An e-commerce platform runs Docker containers on a Linux server for a web app, but Docker bypasses OS firewalls by default. They need to bind containers to localhost and use a reverse proxy for public access, while relying on provider-level firewalls to block unwanted traffic before it reaches Docker.

Auditing and Remediating Firewall Rules for ComplianceHealthcare

A healthcare organization must audit their firewall configurations on Windows and Linux servers to meet HIPAA compliance. They need to close unnecessary ports like 80/443 if no web server runs, ensure SSH is IP-restricted, and use online port scanners to verify only essential ports are open from the internet.

💼 Business Models

Managed Security Service Provider (MSSP)Recurring monthly fees per client, typically $100-$500/month

Offers firewall configuration and monitoring as a subscription service for small to medium businesses. Includes regular audits, rule updates for changing IPs, and 24/7 support to prevent lockouts and breaches, leveraging provider dashboards for blocked traffic logs.

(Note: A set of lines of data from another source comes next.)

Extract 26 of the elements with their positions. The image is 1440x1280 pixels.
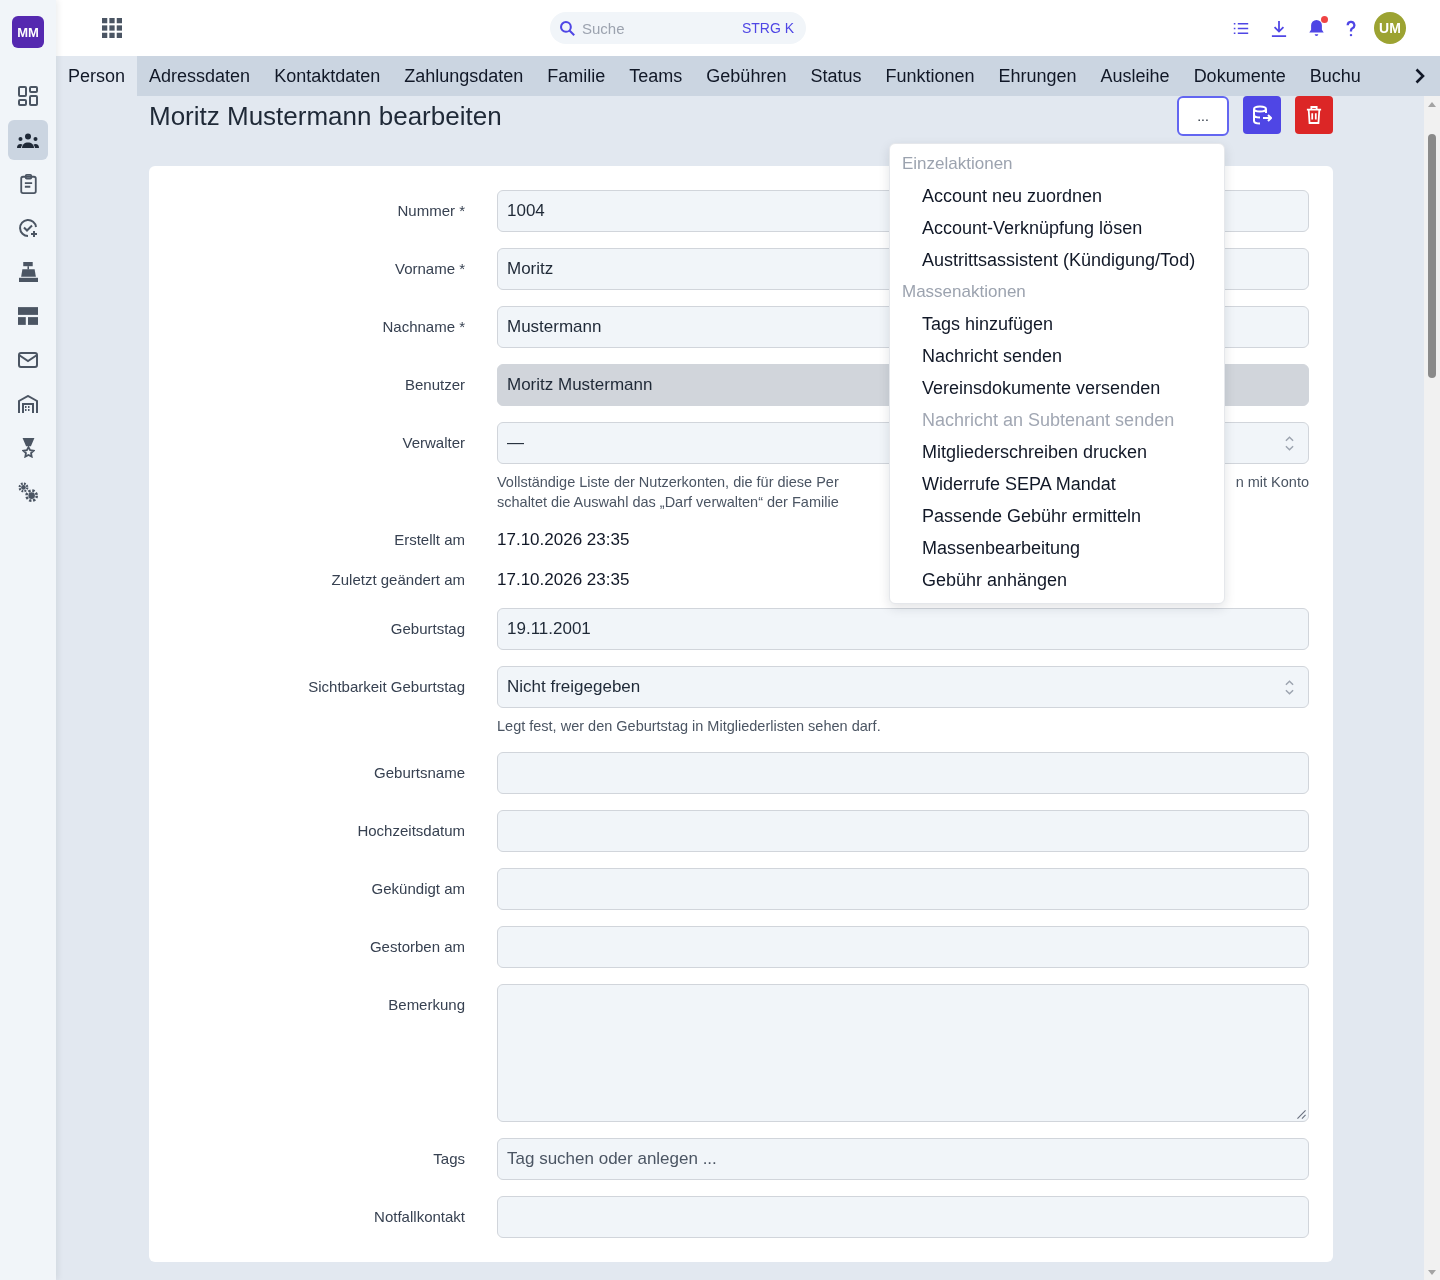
help-text: n mit Konto <box>1235 473 1309 492</box>
field-value: 17.10.2026 23:35 <box>497 530 630 549</box>
field-label: Verwalter <box>402 434 465 451</box>
field-label: Gestorben am <box>369 938 465 955</box>
field-label: Erstellt am <box>394 531 465 548</box>
field-label: Zuletzt geändert am <box>331 571 465 588</box>
field-label: Notfallkontakt <box>374 1208 465 1225</box>
field-label: Benutzer <box>404 376 465 393</box>
field-label: Nummer * <box>397 202 465 219</box>
field-value: 17.10.2026 23:35 <box>497 570 630 589</box>
page-title: Moritz Mustermann bearbeiten <box>149 100 502 132</box>
field-label: Geburtsname <box>374 764 465 781</box>
keyboard-shortcut: STRG K <box>741 20 794 36</box>
field-label: Bemerkung <box>388 996 465 1013</box>
menu-section-title: Einzelaktionen <box>901 153 1014 175</box>
field-label: Gekündigt am <box>371 880 465 897</box>
help-text: Legt fest, wer den Geburtstag in Mitgliederlisten sehen darf. <box>497 717 881 736</box>
field-label: Hochzeitsdatum <box>357 822 465 839</box>
menu-section-title: Massenaktionen <box>901 281 1027 303</box>
help-text: Vollständige Liste der Nutzerkonten, die für diese Per <box>497 473 839 492</box>
field-label: Geburtstag <box>390 620 465 637</box>
field-label: Sichtbarkeit Geburtstag <box>308 678 465 695</box>
help-text: schaltet die Auswahl das „Darf verwalten“ der Familie <box>497 493 839 512</box>
field-label: Nachname * <box>382 318 465 335</box>
field-label: Vorname * <box>394 260 465 277</box>
field-label: Tags <box>433 1150 465 1167</box>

Cloud Infrastructure ConsultingProject-based pricing, ranging from $1,000 to $10,000 per engagement

Provides one-time or project-based services to set up and optimize firewalls on cloud platforms like AWS, DigitalOcean, or Hetzner. Focuses on best practices such as default deny rules, IP restrictions, and integrating with Docker or VPN setups for specific client needs.

Security Training and WorkshopsPer-attendee fees or flat rates, e.g., $200/person or $5,000/workshop

Conducts hands-on workshops for IT teams on firewall configuration, covering critical steps like testing access before enabling rules and avoiding common mistakes. Targets industries with compliance requirements, using real-world scenarios to teach defense in depth.

💬 Integration Tip

Integrate this skill with monitoring tools to track firewall logs and alert on unauthorized access attempts, and combine it with VPN setup skills for secure remote management without exposing SSH to the internet.